MIMIC 2 *** USA 2000 Dir: Jean De Segonzac. 78 mins
Part of Dimension’s assembly line of straight-to-video sequels to theatrical horrors in the 90’s and early 2000’s, this has a surviving MIMIC creature prowling around New York City following a prologue with a Japanese commuter and a suitcase of icky things. Entomologist Alix Koromzay discovers the monster in her midst after it kills the latest in a series of losers she has dated. Realising the creature can mimic specific humans rather than merely aping the human form, she winds up trapped in her wrecked school by the beast, along with a pupil who has a crush on her and a cop (Bruno Campos). Although the school is a poor substitute for the eerie subway labyrinth of Del Toro’s film, this is slickly directed and well shot, with a funny, resilient heroine who doesn’t look like the typical female horror protagonist (though gets a gratuitous stripping-down-to-her-vest moment). Budgetary restrictions ensures the largely CGI flying beasties of MIMIC are replaced with a solitary, throwback man in a monster suit, while the gloopy, mutating clones of murdered characters again resemble monster moments from Carpenter’s THE THING. Even at this length, it’s a little padded, roping in some shady DOD agents in a pointless subplot, but the finale is effective as Koromzy attempts to communicate with the creature and events don’t pan out quite as you might predict.

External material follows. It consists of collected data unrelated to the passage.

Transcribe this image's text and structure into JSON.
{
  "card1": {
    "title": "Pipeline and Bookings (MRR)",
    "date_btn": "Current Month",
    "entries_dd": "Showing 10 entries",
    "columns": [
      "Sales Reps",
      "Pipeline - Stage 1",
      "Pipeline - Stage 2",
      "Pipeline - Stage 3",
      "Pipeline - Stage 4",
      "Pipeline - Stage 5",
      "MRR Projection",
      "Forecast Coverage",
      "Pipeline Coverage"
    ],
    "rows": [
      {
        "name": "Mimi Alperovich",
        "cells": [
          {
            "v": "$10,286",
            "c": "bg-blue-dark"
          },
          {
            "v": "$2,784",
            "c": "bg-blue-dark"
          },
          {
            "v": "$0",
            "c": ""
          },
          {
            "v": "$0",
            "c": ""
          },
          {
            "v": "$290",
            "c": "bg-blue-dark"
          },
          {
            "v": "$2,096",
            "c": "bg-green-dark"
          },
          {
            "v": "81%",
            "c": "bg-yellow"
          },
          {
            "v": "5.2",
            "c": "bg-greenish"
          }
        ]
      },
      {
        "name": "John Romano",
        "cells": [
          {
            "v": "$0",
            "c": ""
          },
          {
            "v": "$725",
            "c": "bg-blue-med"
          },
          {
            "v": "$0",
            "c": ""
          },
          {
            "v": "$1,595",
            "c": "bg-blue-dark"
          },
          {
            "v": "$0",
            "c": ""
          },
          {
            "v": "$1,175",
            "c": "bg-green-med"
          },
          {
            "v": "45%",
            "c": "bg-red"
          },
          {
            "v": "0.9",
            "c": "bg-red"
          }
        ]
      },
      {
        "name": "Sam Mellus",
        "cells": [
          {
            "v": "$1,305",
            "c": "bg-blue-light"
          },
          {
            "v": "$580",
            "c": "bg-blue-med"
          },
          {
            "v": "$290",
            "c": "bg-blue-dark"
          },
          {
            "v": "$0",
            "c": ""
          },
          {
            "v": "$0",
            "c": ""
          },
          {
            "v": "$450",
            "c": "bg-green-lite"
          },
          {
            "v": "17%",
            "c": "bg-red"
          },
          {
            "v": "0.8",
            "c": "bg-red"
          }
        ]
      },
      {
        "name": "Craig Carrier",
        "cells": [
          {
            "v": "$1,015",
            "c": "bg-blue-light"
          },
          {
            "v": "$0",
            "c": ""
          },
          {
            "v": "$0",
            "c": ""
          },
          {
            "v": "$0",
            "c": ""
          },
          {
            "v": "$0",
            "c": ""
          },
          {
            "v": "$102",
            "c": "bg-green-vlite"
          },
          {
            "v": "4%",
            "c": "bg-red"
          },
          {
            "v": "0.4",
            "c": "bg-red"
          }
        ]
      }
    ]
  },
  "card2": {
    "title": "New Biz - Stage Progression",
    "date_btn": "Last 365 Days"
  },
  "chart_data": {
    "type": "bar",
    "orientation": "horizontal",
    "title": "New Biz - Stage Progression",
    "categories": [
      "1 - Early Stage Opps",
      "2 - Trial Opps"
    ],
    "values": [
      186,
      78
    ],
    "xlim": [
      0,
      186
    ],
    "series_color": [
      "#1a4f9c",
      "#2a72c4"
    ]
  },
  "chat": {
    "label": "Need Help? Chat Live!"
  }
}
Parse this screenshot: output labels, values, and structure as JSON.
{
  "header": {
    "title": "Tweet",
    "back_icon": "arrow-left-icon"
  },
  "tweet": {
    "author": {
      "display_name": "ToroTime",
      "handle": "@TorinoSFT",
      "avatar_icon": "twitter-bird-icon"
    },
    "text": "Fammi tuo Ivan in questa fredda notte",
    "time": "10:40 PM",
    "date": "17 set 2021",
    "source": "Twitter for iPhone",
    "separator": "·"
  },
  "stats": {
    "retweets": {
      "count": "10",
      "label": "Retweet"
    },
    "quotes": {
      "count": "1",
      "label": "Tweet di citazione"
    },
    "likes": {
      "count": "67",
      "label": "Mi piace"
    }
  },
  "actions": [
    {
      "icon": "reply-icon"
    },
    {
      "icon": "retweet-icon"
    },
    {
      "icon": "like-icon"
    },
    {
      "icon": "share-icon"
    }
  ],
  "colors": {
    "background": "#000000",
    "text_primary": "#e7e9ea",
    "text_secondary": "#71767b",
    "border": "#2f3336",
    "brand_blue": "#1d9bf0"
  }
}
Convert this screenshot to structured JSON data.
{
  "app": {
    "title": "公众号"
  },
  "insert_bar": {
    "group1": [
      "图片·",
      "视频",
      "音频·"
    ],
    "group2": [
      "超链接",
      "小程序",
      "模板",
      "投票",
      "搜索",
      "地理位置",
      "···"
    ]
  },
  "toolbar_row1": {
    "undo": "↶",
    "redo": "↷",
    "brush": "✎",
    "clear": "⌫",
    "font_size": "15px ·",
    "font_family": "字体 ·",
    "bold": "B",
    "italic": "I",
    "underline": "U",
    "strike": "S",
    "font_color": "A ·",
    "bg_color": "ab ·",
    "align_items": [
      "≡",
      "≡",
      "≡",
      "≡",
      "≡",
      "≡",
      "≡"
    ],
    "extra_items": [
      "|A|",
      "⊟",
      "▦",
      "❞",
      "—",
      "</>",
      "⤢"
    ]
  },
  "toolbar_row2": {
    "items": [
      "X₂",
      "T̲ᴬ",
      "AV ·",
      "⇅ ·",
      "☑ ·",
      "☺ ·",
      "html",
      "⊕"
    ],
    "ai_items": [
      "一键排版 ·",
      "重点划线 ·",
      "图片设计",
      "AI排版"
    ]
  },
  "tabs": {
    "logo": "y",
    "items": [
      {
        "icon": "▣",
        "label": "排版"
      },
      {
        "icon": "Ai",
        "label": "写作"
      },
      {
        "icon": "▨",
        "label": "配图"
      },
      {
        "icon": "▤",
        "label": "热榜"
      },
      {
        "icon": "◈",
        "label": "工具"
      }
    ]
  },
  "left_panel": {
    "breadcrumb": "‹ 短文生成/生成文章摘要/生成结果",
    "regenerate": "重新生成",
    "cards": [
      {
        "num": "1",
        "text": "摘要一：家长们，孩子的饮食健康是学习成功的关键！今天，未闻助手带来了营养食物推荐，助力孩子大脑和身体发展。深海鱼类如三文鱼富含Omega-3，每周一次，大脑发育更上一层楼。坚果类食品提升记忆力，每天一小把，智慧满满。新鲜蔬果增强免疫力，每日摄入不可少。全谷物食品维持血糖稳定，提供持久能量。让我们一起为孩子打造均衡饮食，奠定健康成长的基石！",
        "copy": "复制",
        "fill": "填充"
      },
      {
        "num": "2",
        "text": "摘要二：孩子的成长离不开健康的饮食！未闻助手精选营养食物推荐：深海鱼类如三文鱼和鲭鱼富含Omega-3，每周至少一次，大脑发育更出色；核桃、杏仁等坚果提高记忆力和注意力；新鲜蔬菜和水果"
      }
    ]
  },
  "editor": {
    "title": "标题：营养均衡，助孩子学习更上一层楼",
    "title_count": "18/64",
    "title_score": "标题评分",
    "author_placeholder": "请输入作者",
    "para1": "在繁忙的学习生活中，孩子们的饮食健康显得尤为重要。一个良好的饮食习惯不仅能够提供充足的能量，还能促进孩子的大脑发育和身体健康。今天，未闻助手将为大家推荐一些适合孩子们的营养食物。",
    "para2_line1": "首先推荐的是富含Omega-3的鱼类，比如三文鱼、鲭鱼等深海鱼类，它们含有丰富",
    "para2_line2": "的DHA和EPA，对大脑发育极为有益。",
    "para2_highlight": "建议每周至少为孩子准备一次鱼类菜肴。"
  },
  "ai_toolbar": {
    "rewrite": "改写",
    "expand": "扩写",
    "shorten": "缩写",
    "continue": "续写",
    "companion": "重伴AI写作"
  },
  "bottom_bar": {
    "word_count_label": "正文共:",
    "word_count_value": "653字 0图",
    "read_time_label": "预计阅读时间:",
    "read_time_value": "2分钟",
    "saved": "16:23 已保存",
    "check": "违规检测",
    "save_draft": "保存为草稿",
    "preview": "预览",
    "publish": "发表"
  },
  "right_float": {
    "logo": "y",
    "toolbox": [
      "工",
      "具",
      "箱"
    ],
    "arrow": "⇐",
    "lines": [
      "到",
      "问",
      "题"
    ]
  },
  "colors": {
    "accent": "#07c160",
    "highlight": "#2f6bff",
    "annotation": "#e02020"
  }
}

MIMIC 2 is available on Amazon
MIMIC SENTINEL *** USA 2003 Dir: J.T. Petty. 76 mins
Writer- director J.T. Petty rose from modest indies like SOFT FOR DIGGING for this Hitchcock-influenced shot-in-Romania second sequel. It opens with a nod to the Del Toro original as a pre-pubescent boy is brutally killed by the insectoid creature. Thereafter, most of the movie, inspired by the structure and form of REAR WINDOW, takes place inside or from the perspective of the confined hero’s apartment. Hyper-sensitive 24 year old Karl Geary was one of the last kids to get Strickler’s Disease before the Judas Breed project destroyed the virus and created a whole new problem. Asthmatic and allergic to everything, he’s a recluse with a James Stewart-like fixation on watching and photographing those living in the opposite apartments; when he sees someone killed on the street below, he and his pals realise new forms of the Judas Breed monsters are in the area. Petty wittily reworks key scenes from REAAR WINDOW, including the hero watching with increasing anxiety as his friends poke around in the apartment of a potentially hostile character. Sadly, Geary’s character isn’t much fun to be around, and his performance oddly flat. The supporting cast has more luster: Lance Henrisken is fun as always as an eccentric who literally wrote the book on the Judas Breed, Amanda Plummer is Geary’s loving but nymphomaniac mom and Alexis Dziena is appealing as his unfeasibly hot sister. There are decent suspense bits and the fast-cut monster gore is efficient, even if the brief CGI elements are as hokey as you’d expect.